We know the European Union as an entity and its supporters would never, except perhaps with the threat of nuclear annihilation, ever give in and allow the Union to be dissolved so we are almost certainly be going down the centralization route as we have been for the past while.
But if we slip into realpolitik for a second, a question emerges: So what? This is a question painful to a patriot's ears when faced with this prospect. But in realpolitik this would stabilize currency and the security of the European state and probably lead to economic recovery if not prosperity and, as far as realpolitik is concerned, a good thing has happened.
Too bad it disregards the necessary totalitarianism involved.

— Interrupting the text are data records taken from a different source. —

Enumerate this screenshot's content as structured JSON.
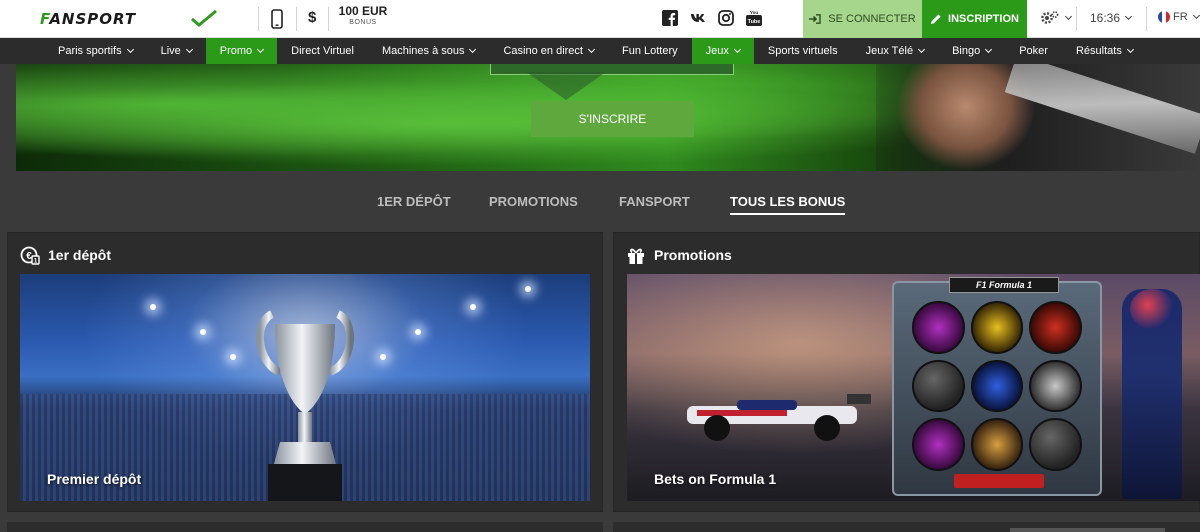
{
  "brand": {
    "logo_text": "FANSPORT",
    "accent": "#2a9a18"
  },
  "header": {
    "bonus_amount": "100 EUR",
    "bonus_label": "BONUS",
    "currency_symbol": "$",
    "login_label": "SE CONNECTER",
    "register_label": "INSCRIPTION",
    "time": "16:36",
    "language": "FR",
    "social": [
      "facebook-icon",
      "vk-icon",
      "instagram-icon",
      "youtube-icon"
    ]
  },
  "nav": {
    "items": [
      {
        "label": "Paris sportifs",
        "dropdown": true,
        "active": false
      },
      {
        "label": "Live",
        "dropdown": true,
        "active": false
      },
      {
        "label": "Promo",
        "dropdown": true,
        "active": true
      },
      {
        "label": "Direct Virtuel",
        "dropdown": false,
        "active": false
      },
      {
        "label": "Machines à sous",
        "dropdown": true,
        "active": false
      },
      {
        "label": "Casino en direct",
        "dropdown": true,
        "active": false
      },
      {
        "label": "Fun Lottery",
        "dropdown": false,
        "active": false
      },
      {
        "label": "Jeux",
        "dropdown": true,
        "active": true
      },
      {
        "label": "Sports virtuels",
        "dropdown": false,
        "active": false
      },
      {
        "label": "Jeux Télé",
        "dropdown": true,
        "active": false
      },
      {
        "label": "Bingo",
        "dropdown": true,
        "active": false
      },
      {
        "label": "Poker",
        "dropdown": false,
        "active": false
      },
      {
        "label": "Résultats",
        "dropdown": true,
        "active": false
      }
    ]
  },
  "hero": {
    "cta_label": "S'INSCRIRE"
  },
  "tabs": {
    "items": [
      "1ER DÉPÔT",
      "PROMOTIONS",
      "FANSPORT",
      "TOUS LES BONUS"
    ],
    "active": "TOUS LES BONUS"
  },
  "cards": {
    "first_deposit": {
      "title": "1er dépôt",
      "caption": "Premier dépôt"
    },
    "promotions": {
      "title": "Promotions",
      "caption": "Bets on Formula 1",
      "slot_title": "F1 Formula 1"
    }
  }
}
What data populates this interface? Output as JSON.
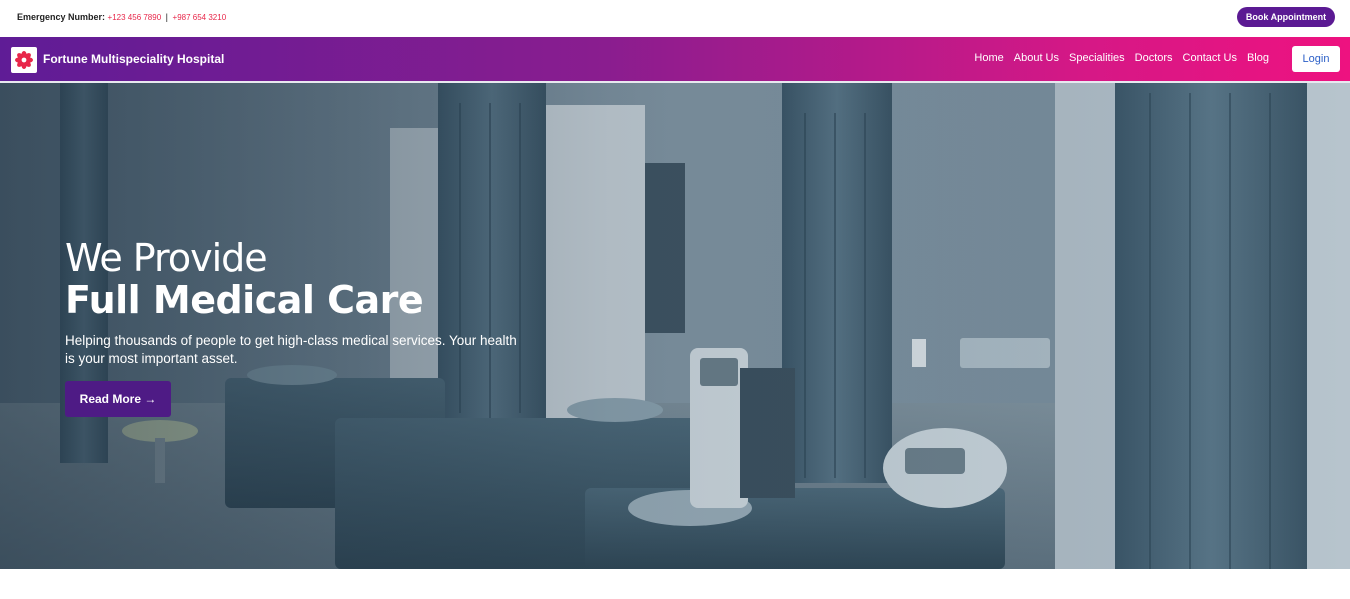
{
  "topbar": {
    "emergency_label": "Emergency Number:",
    "phone_1": "+123 456 7890",
    "separator": "|",
    "phone_2": "+987 654 3210",
    "book_button": "Book Appointment"
  },
  "navbar": {
    "logo_icon": "flower-logo-icon",
    "brand": "Fortune Multispeciality Hospital",
    "links": [
      "Home",
      "About Us",
      "Specialities",
      "Doctors",
      "Contact Us",
      "Blog"
    ],
    "login_button": "Login"
  },
  "hero": {
    "subtitle": "We Provide",
    "title": "Full Medical Care",
    "description": "Helping thousands of people to get high-class medical services. Your health is your most important asset.",
    "cta_button": "Read More →"
  },
  "colors": {
    "brand_purple": "#5b1a93",
    "gradient_start": "#5f1c96",
    "gradient_end": "#ee1280",
    "phone_red": "#e8274a",
    "login_text": "#2b5fc7"
  }
}
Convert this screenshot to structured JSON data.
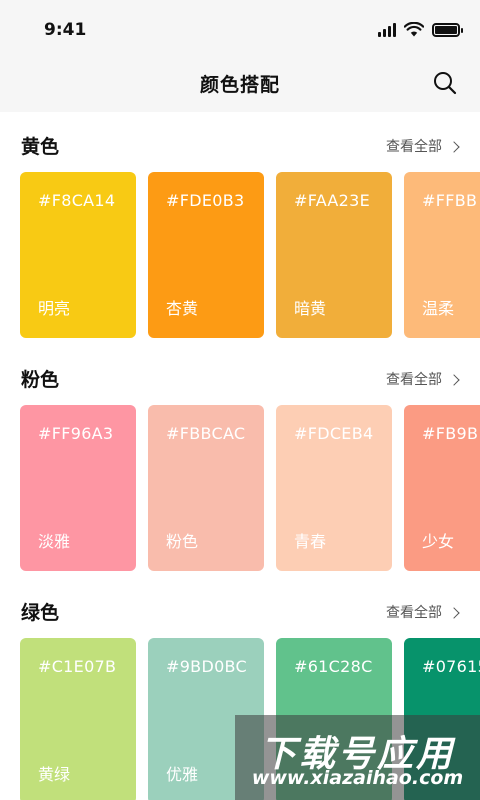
{
  "status_bar": {
    "time": "9:41"
  },
  "nav": {
    "title": "颜色搭配",
    "search_icon": "search-icon"
  },
  "sections": [
    {
      "title": "黄色",
      "view_all": "查看全部",
      "cards": [
        {
          "hex": "#F8CA14",
          "name": "明亮",
          "color": "#F8CA14"
        },
        {
          "hex": "#FDE0B3",
          "name": "杏黄",
          "color": "#FD9B14"
        },
        {
          "hex": "#FAA23E",
          "name": "暗黄",
          "color": "#F1AE3A"
        },
        {
          "hex": "#FFBB",
          "name": "温柔",
          "color": "#FDBA79"
        }
      ]
    },
    {
      "title": "粉色",
      "view_all": "查看全部",
      "cards": [
        {
          "hex": "#FF96A3",
          "name": "淡雅",
          "color": "#FE96A3"
        },
        {
          "hex": "#FBBCAC",
          "name": "粉色",
          "color": "#F9BCAC"
        },
        {
          "hex": "#FDCEB4",
          "name": "青春",
          "color": "#FDCEB4"
        },
        {
          "hex": "#FB9B",
          "name": "少女",
          "color": "#FB9B83"
        }
      ]
    },
    {
      "title": "绿色",
      "view_all": "查看全部",
      "cards": [
        {
          "hex": "#C1E07B",
          "name": "黄绿",
          "color": "#C1E07B"
        },
        {
          "hex": "#9BD0BC",
          "name": "优雅",
          "color": "#9BD0BC"
        },
        {
          "hex": "#61C28C",
          "name": "",
          "color": "#61C28C"
        },
        {
          "hex": "#07615",
          "name": "",
          "color": "#07936B"
        }
      ]
    }
  ],
  "watermark": {
    "text": "下载号应用",
    "url": "www.xiazaihao.com"
  }
}
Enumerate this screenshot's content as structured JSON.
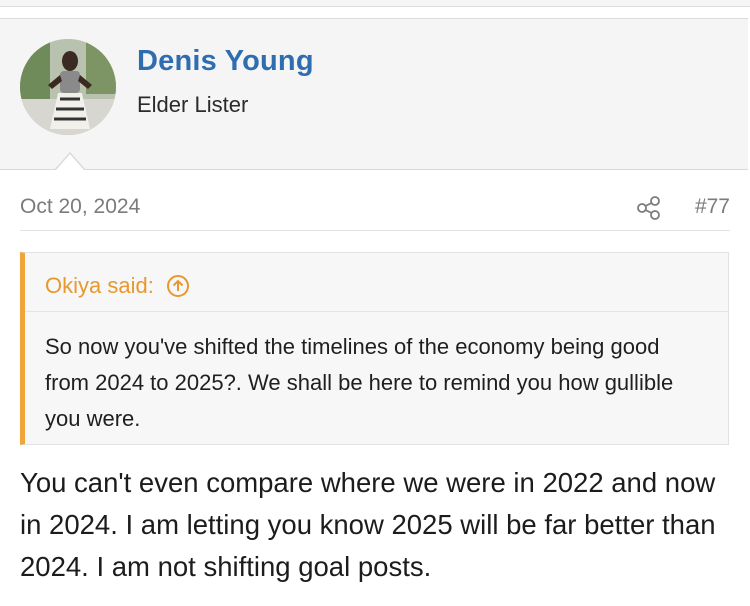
{
  "user": {
    "name": "Denis Young",
    "title": "Elder Lister"
  },
  "post": {
    "date": "Oct 20, 2024",
    "number": "#77",
    "body": "You can't even compare where we were in 2022 and now in 2024. I am letting you know 2025 will be far better than 2024. I am not shifting goal posts."
  },
  "quote": {
    "author_label": "Okiya said:",
    "text": "So now you've shifted the timelines of the economy being good from 2024 to 2025?. We shall be here to remind you how gullible you were."
  },
  "icons": {
    "share": "share-icon",
    "quote_jump": "arrow-up-circle-icon"
  },
  "colors": {
    "username": "#2f6db0",
    "quote_accent": "#f0a43a",
    "meta_text": "#7b7b7b"
  }
}
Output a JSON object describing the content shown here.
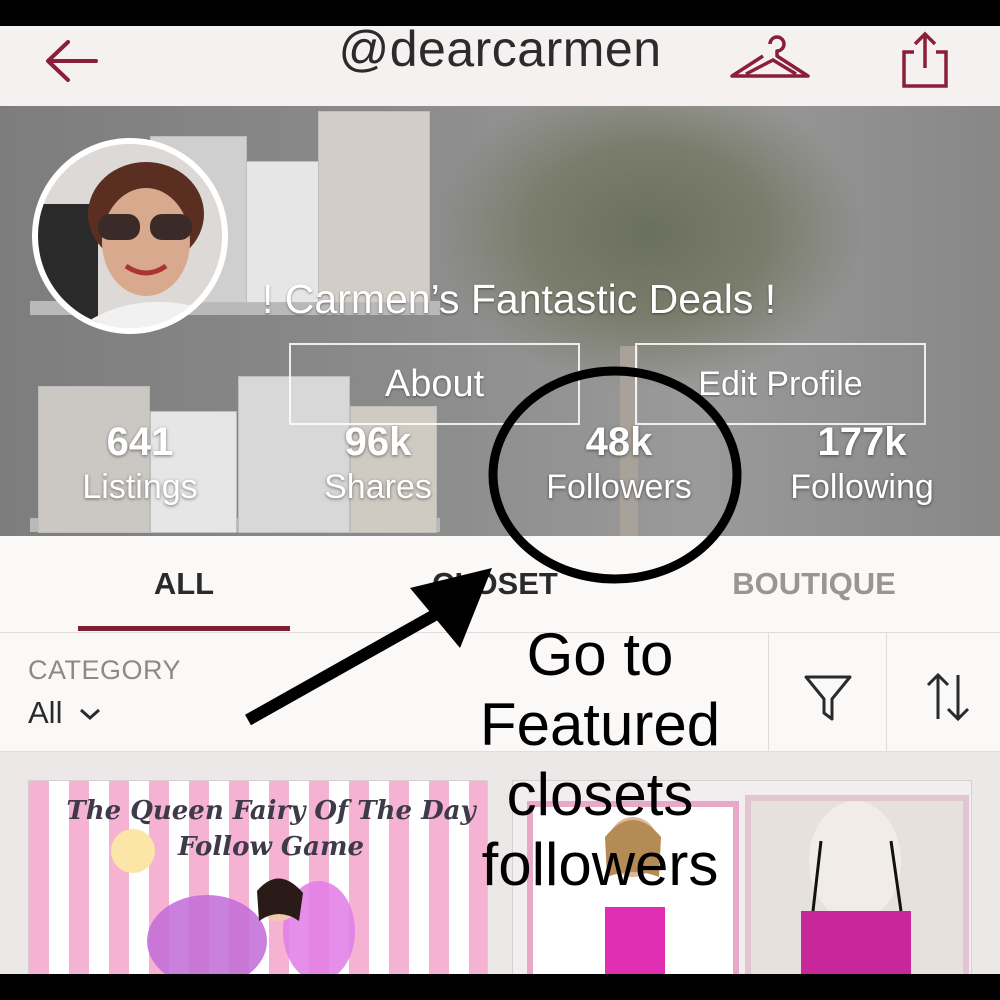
{
  "header": {
    "title": "@dearcarmen",
    "back_icon": "back-arrow-icon",
    "hanger_icon": "hanger-icon",
    "share_icon": "share-icon",
    "accent_color": "#8b1f3a"
  },
  "profile": {
    "shop_name": "!  Carmen’s  Fantastic Deals !",
    "about_label": "About",
    "edit_profile_label": "Edit Profile",
    "stats": [
      {
        "value": "641",
        "label": "Listings"
      },
      {
        "value": "96k",
        "label": "Shares"
      },
      {
        "value": "48k",
        "label": "Followers"
      },
      {
        "value": "177k",
        "label": "Following"
      }
    ]
  },
  "tabs": [
    {
      "label": "ALL",
      "active": true
    },
    {
      "label": "CLOSET",
      "active": false
    },
    {
      "label": "BOUTIQUE",
      "active": false
    }
  ],
  "filter": {
    "category_label": "CATEGORY",
    "category_value": "All",
    "filter_icon": "funnel-icon",
    "sort_icon": "sort-arrows-icon"
  },
  "listings": [
    {
      "headline": "The Queen Fairy Of The Day Follow Game"
    },
    {
      "headline": ""
    }
  ],
  "annotation": {
    "lines": [
      "Go to",
      "Featured",
      "closets",
      "followers"
    ]
  }
}
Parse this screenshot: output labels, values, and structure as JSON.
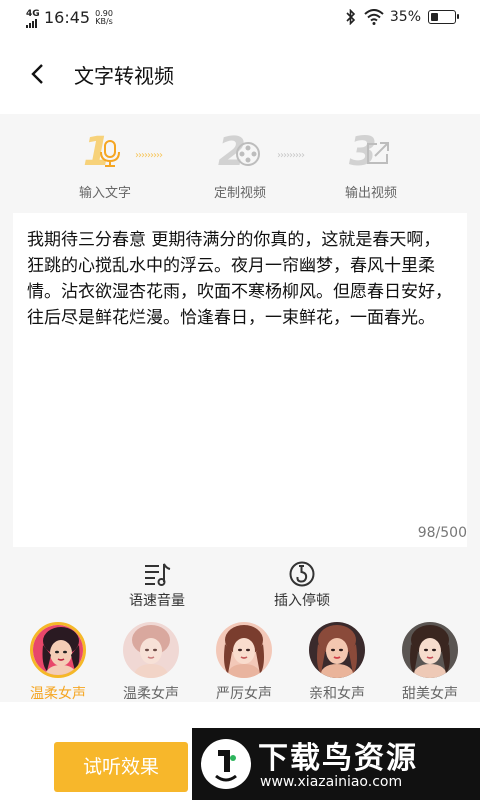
{
  "status_bar": {
    "network": "4G",
    "time": "16:45",
    "speed_value": "0.90",
    "speed_unit": "KB/s",
    "battery_text": "35%",
    "battery_level": 0.35
  },
  "header": {
    "title": "文字转视频"
  },
  "steps": [
    {
      "number": "1",
      "label": "输入文字",
      "icon": "microphone-icon",
      "active": true
    },
    {
      "number": "2",
      "label": "定制视频",
      "icon": "film-reel-icon",
      "active": false
    },
    {
      "number": "3",
      "label": "输出视频",
      "icon": "export-icon",
      "active": false
    }
  ],
  "text_input": {
    "content": "我期待三分春意 更期待满分的你真的，这就是春天啊，狂跳的心搅乱水中的浮云。夜月一帘幽梦，春风十里柔情。沾衣欲湿杏花雨，吹面不寒杨柳风。但愿春日安好，往后尽是鲜花烂漫。恰逢春日，一束鲜花，一面春光。",
    "counter": "98/500"
  },
  "tools": {
    "speed_volume": "语速音量",
    "insert_pause": "插入停顿"
  },
  "voices": [
    {
      "label": "温柔女声",
      "selected": true
    },
    {
      "label": "温柔女声",
      "selected": false
    },
    {
      "label": "严厉女声",
      "selected": false
    },
    {
      "label": "亲和女声",
      "selected": false
    },
    {
      "label": "甜美女声",
      "selected": false
    }
  ],
  "bottom": {
    "listen_button": "试听效果",
    "watermark_title": "下载鸟资源",
    "watermark_url": "www.xiazainiao.com"
  },
  "colors": {
    "accent": "#f7b72b",
    "accent_text": "#f5a623",
    "inactive_step": "#c8c8c8"
  }
}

Europe is too vast and too diverse to ever be a true unitary state, the only reason other huge federal states such as the USA and Mexico and Brazil can exist as they are is because most of those states share a common lineage and history in their foundation I'd hate to say it but those states where 'constructed' before they began to grow whereas most European identities and cultures were free range and grew naturally if violently, their colonial past makes their integration and acceptance of federal unionism slightly easier (even if the Americans would never admit it). If we look to other huge unitary states towards the east, namely Russia and China, we see the frightening totalitarianism of China to keep it all together and the rather authoritarian federalism of Russia (obviously Russia is the much more preferable country but hear me out) Both these unions have such a huge variety of cultures, languages, traditions and religions within them, even their dominant ethnicities have sub ethnicities and differences (evident with the Slavs in Russia and its constituent Republics), it is impossible to keep such diversity into nice, roughly even political voting groups with which to run a stable representative democracy, the system is simply too damn big (there's a monarchism article in that actually, I'll get to it some other time) and it'd be even worse with direct participatory democracy with having the votes of the sparser populated republics simply ignored outright by bigger neighbors, (and country folk and townsfolk ignored outright by city voters). In a centralized European Union, dissent would have to be quashed. Harshly.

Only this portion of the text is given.